# Validate Binary Tree Nodes

Posted: 25 Mar, 2021

Difficulty: Moderate

#### You are given ‘N’ binary tree nodes numbered from 0 to N - 1 where node ‘i’ has two children LEFT_CHILD[i] and RIGHT_CODE[i]. Return ‘True’ if and only if all the given nodes form exactly one valid binary tree. If node ‘i’ has no left child then 'LEFT_CHILD[i]' will equal -1, similarly for the right child.

#### Example:

```
Let’s say we have n=4 nodes, 'LEFT_CHILD' = {1, -1, 3, -1} and
RIGHT_CHILD = {2, -1, -1, -1}. So the resulting tree will look like this:
```

```
It will return True as there is only one valid binary tree and each node has only one parent and there is only one root.
```

##### Input format:

```
The very first line of input contains an integer ‘T’ denoting the
number of test cases.
The first line of every test case contains an integer ‘N’ denoting
the number of nodes of the tree.
The next two lines of every test case contain the 'LEFT_CHILD' array and
'RIGHT_CHILD' array respectively.
```

##### Output format:

```
For each test case, return either ‘Yes’ or ‘No’ that whether from given nodes, we can form exactly one valid binary tree or not.
Output for each test case is printed on a separate line.
```

##### Note:

```
You do not need to print anything, it has already been taken care of. Just return ‘True’ or ‘False’ that whether from given nodes we can form exactly one valid binary tree or not.
The nodes have no values and that we only use the node numbers in this problem.
```

##### Constraints:

```
1 <= T <= 10
1 <= N <= 10^4
LEFT_CHILD.length == RIGHT_CHILD.length == N
-1 <= LEFT_CHILD[i], RIGHT_CHILD[i] <= N - 1
Time Limit: 1 sec
```

Approach 1

**Approach:**

- In this approach, we have to check three things:
- The count of the parent of each node should one
- The count of the possible root should be one and if there exists a possible root
- Connected components should be equal to one.

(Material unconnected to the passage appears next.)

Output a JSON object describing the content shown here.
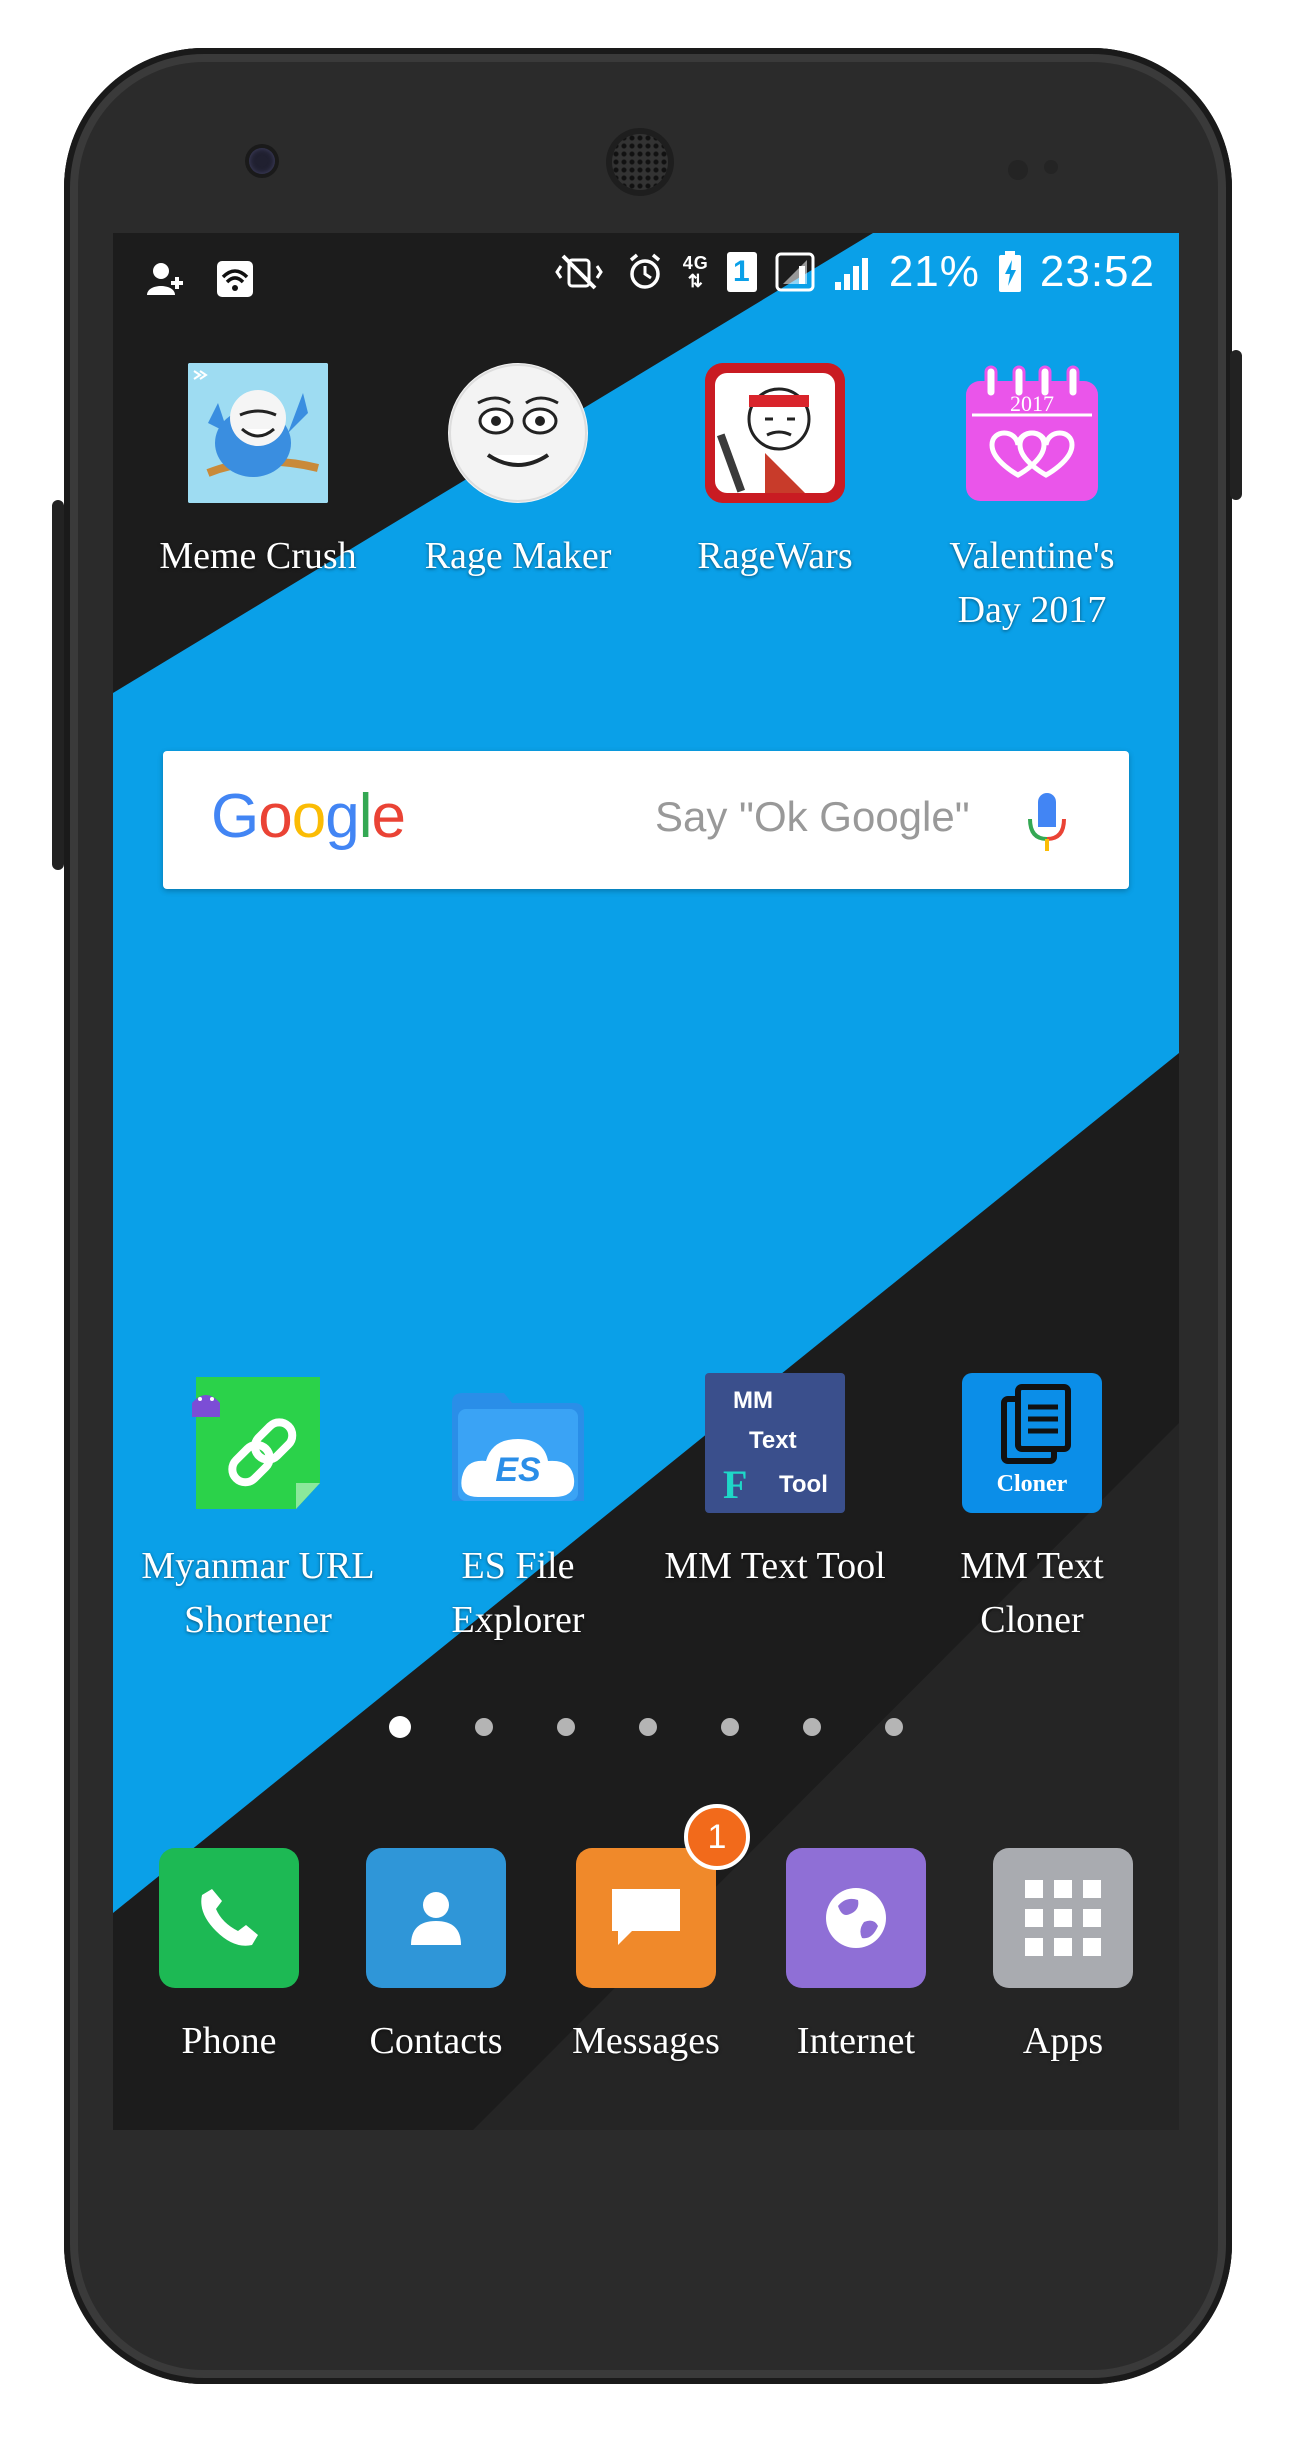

- We will keep the count of the parent and if any node has more than one parent we will return False.
- Then we will check for the possible root and if the count of possible root id greater than one then we will return False.
- Then we will unite the nodes in a tree through a disjoint data structure and find the total number of connected components. If its count is greater than one then we will return False.
- If all the above conditions are met then we will return True.
- Refer to this doc for disjoint set union https://cp-algorithms.com/data_structures/disjoint_set_union.html

**Algorithm:**

- First, create an array ‘NODE_PARENT’ to store the count of the parent of each node.
- Next traverse over the ‘LEFT_CHILD’ array and if LEFT_CHILD[i] is not equal to -1 then increase the parent of LEFT_CHILD[i] by one i.e do NODE_PARENT[LEFT_CHILD[i]] += 1. Also check if NODE_PARENT[LEFT_CHILD[i]] > 1 then return ‘False’.
- In the same traversal do same steps for the ‘RIGHT_CHILD’ array also.
- No, take two variables POSSIBLE_ROOT initialised to -1 and COUNT_ROOT = 0.
- Now traverse again from i = 0 to i = N and check if there is any node with a parent equal to 0.
- If NODE_PARENT[i] = 0 then POSSIBLE_ROOT = i and COUNT_ROOT = COUNT_ROOT + 1.

- After traversal check if COUNT_ROOT > 1 or POSSIBLE_ROOT = -1 then return ‘False’.
- Now traverse again from i = 0 to i = N and unite the nodes using Disjoint Set Union in order to find the connected components.
- Take ROOT = i, LEFT = LEFT_CHILD[i] and RIGHT = RIGHT_CHILD[i]
- Unite ROOT with LEFT if LEFT_CHILD[i] is not equal to -1.
- Unite ROOT with RIGHT if RIGHT_CHILD[i] is not equal to -1.

- Now if connected components are greater than one then return ‘False’.
- Otherwise finally return ‘True’ if all the above conditions are met.